Quando se fala nas estruturas de saúde espalhadas por Cabo Verde e nos equipa­mentos médicos disponíveis, quais são as condições de trabalho da classe?

Consideramos que em termos de equipamentos de saúde, estruturas médicas e tecnologias, Cabo Verde avançou muito. O que nos preocupa é o facto de não aproveitarmos as oportunidades que esses avanços proporcionam, sobretudo a prescrição digital, a tele­medicina, a formação continua à distância e o acesso a publicações internacionais de qualidade. Temos que exigir ao MSSS que assegure uma eficiente gestão dos recursos tecnológicos que tem à sua disposição, pro­curando rapidamente diminuir o grau de inoperância que atualmente se verifica. Se houver uma profunda colaboração entre o MSSS, a OMC, parceiros sociais e agentes económicos do país, tenho a certeza de que haverá algum fundo para esse fim. Também pensa­mos que poderemos rentabilizar mais os recursos se valorizarmos a competência técnica na saúde. Os Colégios de Especialidade devem ter uma representa­ção em cada área de saúde que estiver em discussão no MSSS. Só assim poderemos equiparar a nossa me­dicina àquela que é feita nos países desenvolvidos. Relembramos que grande parte dos médicos fizeram a sua formação em países com competência reconhe­cida. Mas, muitas vezes, no dia-a-dia, estes são trata­dos como se tal não fosse verdade, o que desrespeita e desvaloriza o médico. Apesar de alguns ganhos, a saúde continua a ser subfinanciada. Se olharmos para a nossa posição nos Orçamentos do Estado, o MSSS tem uma parcela mui­to pequena, que não coaduna com os desafios que a medicina atualmente nos apresenta. Isto obviamente condiciona a nossa atuação e, portanto, a qualidade na saúde.

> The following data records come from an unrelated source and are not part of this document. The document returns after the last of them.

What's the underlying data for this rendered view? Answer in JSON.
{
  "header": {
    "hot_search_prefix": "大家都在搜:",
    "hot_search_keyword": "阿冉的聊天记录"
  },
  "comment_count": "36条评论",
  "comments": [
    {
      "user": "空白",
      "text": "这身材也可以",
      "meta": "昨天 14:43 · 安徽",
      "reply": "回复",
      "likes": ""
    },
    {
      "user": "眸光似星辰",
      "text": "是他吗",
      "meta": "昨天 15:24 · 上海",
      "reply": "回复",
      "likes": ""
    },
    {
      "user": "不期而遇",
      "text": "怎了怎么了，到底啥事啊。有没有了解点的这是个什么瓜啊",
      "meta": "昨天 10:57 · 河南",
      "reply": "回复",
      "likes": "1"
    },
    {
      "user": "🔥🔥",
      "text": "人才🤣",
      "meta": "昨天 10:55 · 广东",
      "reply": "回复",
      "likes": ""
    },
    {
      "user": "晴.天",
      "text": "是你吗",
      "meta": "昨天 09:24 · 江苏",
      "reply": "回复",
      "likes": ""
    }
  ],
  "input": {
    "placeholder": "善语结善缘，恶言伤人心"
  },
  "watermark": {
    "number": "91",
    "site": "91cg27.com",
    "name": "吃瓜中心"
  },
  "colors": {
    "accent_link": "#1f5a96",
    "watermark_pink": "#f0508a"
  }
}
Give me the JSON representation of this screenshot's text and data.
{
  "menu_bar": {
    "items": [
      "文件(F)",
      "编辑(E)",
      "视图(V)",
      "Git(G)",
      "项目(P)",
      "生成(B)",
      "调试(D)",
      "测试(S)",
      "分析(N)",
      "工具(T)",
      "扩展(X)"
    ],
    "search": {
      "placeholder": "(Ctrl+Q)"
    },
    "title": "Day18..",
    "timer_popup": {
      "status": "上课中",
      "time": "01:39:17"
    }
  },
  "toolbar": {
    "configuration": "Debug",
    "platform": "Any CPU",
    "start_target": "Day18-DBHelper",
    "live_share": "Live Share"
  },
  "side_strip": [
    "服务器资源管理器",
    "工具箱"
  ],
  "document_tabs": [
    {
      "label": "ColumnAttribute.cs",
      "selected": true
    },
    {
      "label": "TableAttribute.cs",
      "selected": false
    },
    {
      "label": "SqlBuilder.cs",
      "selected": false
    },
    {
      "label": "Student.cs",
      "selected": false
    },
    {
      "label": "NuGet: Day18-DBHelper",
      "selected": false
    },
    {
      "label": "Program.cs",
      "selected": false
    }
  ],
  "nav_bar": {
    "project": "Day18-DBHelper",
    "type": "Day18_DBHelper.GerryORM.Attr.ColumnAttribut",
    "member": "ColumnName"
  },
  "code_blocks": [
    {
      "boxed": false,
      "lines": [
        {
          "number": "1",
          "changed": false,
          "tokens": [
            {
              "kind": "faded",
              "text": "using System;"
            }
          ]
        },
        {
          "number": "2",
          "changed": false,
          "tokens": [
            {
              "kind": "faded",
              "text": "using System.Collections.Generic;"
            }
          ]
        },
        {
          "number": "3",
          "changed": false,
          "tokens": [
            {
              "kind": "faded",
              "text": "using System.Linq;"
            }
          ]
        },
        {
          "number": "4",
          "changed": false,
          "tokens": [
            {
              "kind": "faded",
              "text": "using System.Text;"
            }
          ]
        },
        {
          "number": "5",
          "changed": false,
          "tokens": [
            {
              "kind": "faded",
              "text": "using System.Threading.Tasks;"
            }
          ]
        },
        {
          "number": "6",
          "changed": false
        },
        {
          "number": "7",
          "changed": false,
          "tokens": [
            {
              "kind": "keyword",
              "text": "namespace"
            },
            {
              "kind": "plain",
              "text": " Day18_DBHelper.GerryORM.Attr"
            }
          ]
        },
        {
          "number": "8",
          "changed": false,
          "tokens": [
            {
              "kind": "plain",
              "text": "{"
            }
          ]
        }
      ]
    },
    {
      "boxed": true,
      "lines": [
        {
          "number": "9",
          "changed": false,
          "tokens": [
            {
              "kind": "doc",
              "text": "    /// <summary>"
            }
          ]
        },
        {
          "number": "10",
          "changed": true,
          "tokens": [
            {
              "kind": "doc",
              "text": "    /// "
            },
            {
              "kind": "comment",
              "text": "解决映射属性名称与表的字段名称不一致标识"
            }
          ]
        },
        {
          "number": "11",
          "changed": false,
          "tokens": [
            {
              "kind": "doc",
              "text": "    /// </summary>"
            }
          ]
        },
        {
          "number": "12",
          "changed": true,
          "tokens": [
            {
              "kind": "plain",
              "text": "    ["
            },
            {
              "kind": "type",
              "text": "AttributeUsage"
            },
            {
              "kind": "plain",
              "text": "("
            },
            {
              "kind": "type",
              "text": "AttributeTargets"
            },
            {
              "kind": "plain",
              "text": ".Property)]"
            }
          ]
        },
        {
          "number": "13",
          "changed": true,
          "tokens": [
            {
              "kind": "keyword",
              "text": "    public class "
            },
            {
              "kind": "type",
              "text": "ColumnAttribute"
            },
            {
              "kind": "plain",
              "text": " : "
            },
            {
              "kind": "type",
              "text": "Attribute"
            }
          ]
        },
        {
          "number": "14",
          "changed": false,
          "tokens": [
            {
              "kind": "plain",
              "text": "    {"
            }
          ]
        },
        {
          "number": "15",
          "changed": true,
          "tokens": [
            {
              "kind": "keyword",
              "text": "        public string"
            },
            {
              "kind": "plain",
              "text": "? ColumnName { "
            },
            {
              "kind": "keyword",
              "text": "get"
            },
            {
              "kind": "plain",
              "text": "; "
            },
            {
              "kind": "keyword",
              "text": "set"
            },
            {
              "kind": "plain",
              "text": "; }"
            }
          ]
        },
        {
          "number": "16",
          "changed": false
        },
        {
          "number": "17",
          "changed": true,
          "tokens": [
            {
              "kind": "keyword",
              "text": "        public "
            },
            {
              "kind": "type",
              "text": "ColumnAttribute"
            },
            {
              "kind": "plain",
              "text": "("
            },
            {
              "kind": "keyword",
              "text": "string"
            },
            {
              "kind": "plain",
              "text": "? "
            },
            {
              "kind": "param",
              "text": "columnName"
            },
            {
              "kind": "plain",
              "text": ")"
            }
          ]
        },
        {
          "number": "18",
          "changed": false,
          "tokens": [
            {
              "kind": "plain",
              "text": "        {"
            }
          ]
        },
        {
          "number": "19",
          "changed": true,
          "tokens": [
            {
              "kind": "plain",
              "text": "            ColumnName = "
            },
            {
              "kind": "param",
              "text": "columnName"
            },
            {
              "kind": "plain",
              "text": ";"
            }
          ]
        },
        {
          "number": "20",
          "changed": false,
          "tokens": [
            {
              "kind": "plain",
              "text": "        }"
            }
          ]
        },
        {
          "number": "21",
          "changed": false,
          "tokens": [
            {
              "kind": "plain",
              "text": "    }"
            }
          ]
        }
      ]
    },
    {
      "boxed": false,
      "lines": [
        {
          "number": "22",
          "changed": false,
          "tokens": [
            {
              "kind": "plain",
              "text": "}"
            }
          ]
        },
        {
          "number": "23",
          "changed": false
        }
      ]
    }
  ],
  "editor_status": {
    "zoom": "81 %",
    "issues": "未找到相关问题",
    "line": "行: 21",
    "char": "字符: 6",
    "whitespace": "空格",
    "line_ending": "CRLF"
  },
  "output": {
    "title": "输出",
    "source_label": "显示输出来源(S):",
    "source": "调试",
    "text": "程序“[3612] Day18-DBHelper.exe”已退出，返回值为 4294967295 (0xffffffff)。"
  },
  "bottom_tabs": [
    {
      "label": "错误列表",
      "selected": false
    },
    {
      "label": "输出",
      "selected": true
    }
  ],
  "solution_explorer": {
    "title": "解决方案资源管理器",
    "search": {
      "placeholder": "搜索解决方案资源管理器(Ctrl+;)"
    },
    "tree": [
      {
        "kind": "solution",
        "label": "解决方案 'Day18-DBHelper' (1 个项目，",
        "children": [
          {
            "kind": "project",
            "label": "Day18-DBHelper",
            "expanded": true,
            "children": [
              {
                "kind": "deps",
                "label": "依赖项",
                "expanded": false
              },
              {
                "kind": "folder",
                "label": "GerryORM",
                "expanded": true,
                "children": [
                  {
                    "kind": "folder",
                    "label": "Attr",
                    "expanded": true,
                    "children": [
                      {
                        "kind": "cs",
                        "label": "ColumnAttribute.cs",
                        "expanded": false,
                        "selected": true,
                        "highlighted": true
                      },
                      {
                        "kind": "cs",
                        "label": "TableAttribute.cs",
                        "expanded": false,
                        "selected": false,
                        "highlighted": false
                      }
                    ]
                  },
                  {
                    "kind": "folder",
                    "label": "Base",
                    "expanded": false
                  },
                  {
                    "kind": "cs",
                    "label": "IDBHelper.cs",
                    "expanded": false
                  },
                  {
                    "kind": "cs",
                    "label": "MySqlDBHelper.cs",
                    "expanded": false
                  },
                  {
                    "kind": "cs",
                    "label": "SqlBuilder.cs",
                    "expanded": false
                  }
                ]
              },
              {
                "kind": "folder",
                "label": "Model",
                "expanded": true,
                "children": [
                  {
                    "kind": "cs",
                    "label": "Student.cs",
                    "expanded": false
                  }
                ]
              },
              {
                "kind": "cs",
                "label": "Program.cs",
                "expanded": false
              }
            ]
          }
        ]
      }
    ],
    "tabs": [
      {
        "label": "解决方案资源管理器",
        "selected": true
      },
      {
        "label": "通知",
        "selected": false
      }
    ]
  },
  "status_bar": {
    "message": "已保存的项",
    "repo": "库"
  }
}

Cabo Verde conheceu um novo figuri­no com o início do Curso de Medicina no país. Qual será o posicionamento da sua direção em relação a esse curso, aos formandos e à formação dos médicos pro­fessores a lecionarem no país?

A OMC deve sempre promover a qualidade da Me­dicina em Cabo Verde, quer nas universidades quer nos Hospitais como também nas delegacias e cen­tros de Saúde. Seremos igualmente exigentes na­quela que é uma das funções mais nobres da OMC: a defesa da qualidade da formação médica. Relativa­mente ao curso de medicina, até agora temos uma impressão positiva dos formandos e dos professo­res da Universidade de Coimbra. O cabo-verdiano é um povo engajado e os formandos estão a mostrar o mesmo engajamento no curso de Medicina, que é bastante exigente. O que nos preocupa por agora é a necessidade de termos um hospital universitário de­vidamente equipado. Tendo em conta que a forma­ção está dividida em duas fases, a primeira em Cabo Verde e a segunda em Portugal, mais propriamente em Coimbra, que dispõe de hospitais universitários, daí que considero que, de forma iminente, não há razões para grandes preocupações. Mas temos que ir construindo o nosso próprio caminho e, portanto, deverá ser traçado um plano para que os hospitais centrais possam ser transformados, a curto prazo, em hospitais universitários. Nem faz sentido que as­sim não seja. Temos apoio de uma universidade reno­mada (Universidade de Coimbra), portanto, só temos que por mãos à obra! A perspetiva é boa, mas exige uma parceria estreita com a tutela e com os hospitais centrais, que, juntos, constituem o tripé que deverá garantir a transformação dos hospitais.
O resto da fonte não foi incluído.